Published in Perspectives
Wednesday, 02 March 2011 16:04

Variable Frequency Drive System Efficiency – Part 2

In my last post, I took a look at the results of some research I did regarding variable speed drive efficiency and motor efficiency.  In this post, I’ll take a look at why designers, in particular, building system designers, are driven to apply variable speed technology in their systems.  This, combined with the previous post, will lay the foundation for the next post, where I will look at what happens when you apply a VFD to motor serving a centrifugal machine in an HVAC system.  Its mostly good news, but there are a few surprises.
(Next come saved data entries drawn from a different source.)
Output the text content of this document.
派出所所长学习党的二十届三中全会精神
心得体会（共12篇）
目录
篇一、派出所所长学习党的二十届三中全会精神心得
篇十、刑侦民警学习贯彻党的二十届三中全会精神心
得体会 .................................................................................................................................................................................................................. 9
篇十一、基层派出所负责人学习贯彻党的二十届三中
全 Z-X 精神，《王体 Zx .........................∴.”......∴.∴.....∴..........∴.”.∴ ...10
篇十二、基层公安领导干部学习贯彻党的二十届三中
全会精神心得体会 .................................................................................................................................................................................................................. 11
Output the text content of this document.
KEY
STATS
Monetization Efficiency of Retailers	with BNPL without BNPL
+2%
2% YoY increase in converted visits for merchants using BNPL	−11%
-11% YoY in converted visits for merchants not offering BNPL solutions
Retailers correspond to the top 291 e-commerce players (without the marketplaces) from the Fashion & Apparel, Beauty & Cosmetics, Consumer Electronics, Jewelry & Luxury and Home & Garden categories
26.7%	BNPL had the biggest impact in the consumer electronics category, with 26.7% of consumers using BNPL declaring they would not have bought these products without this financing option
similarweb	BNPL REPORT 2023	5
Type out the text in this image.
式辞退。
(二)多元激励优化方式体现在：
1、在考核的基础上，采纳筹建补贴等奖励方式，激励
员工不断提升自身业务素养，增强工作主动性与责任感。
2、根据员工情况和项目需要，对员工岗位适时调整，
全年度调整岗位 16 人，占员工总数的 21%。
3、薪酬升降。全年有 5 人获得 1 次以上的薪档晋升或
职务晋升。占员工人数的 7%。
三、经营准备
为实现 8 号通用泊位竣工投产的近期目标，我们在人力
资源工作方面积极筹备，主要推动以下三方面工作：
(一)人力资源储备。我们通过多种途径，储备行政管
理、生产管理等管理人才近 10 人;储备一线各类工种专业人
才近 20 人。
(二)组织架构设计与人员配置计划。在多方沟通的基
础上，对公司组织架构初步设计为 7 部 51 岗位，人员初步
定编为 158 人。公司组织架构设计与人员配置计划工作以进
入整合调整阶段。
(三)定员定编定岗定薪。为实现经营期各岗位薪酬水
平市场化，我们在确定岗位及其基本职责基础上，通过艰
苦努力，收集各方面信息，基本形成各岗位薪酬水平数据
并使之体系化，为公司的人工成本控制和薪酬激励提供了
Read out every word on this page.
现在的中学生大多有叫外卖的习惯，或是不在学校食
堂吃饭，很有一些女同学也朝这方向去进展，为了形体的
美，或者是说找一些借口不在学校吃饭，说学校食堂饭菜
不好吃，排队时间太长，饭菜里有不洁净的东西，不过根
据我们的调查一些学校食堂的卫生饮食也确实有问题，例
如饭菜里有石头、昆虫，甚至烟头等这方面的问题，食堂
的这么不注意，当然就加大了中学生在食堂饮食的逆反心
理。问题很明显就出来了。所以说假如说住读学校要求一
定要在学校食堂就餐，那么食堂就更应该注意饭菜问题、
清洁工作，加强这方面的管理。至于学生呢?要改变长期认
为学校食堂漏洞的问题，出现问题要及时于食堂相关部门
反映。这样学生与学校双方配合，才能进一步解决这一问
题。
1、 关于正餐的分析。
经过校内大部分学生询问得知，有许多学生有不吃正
Variable Speed and Building System Loads

For folks like me in the building industry, VSDs in general and VFDs in particular are just about always applied to a centrifugal machine like a fan or a pump or a centrifugal chiller.  To some extent, the ability to vary the speed of a centrifugal machine as the demand on it changes is “God’s gift” to the industry because for HVAC and other building systems, just about everything varies all of the time.  Here is an example.

Chilled Water Plant Load
What you are looking at is the daily and seasonal load profile for a facility in Southern California that we developed using the building trend data.

Chilled Water Plant Load

We were going to add chiller capacity and instead of doing a model, we let the building tell us what the best chiller size would be and what “sweet spot” we should target on its performance curve by picking hourly flow and temperature data (which we knew was reliable) and doing the math.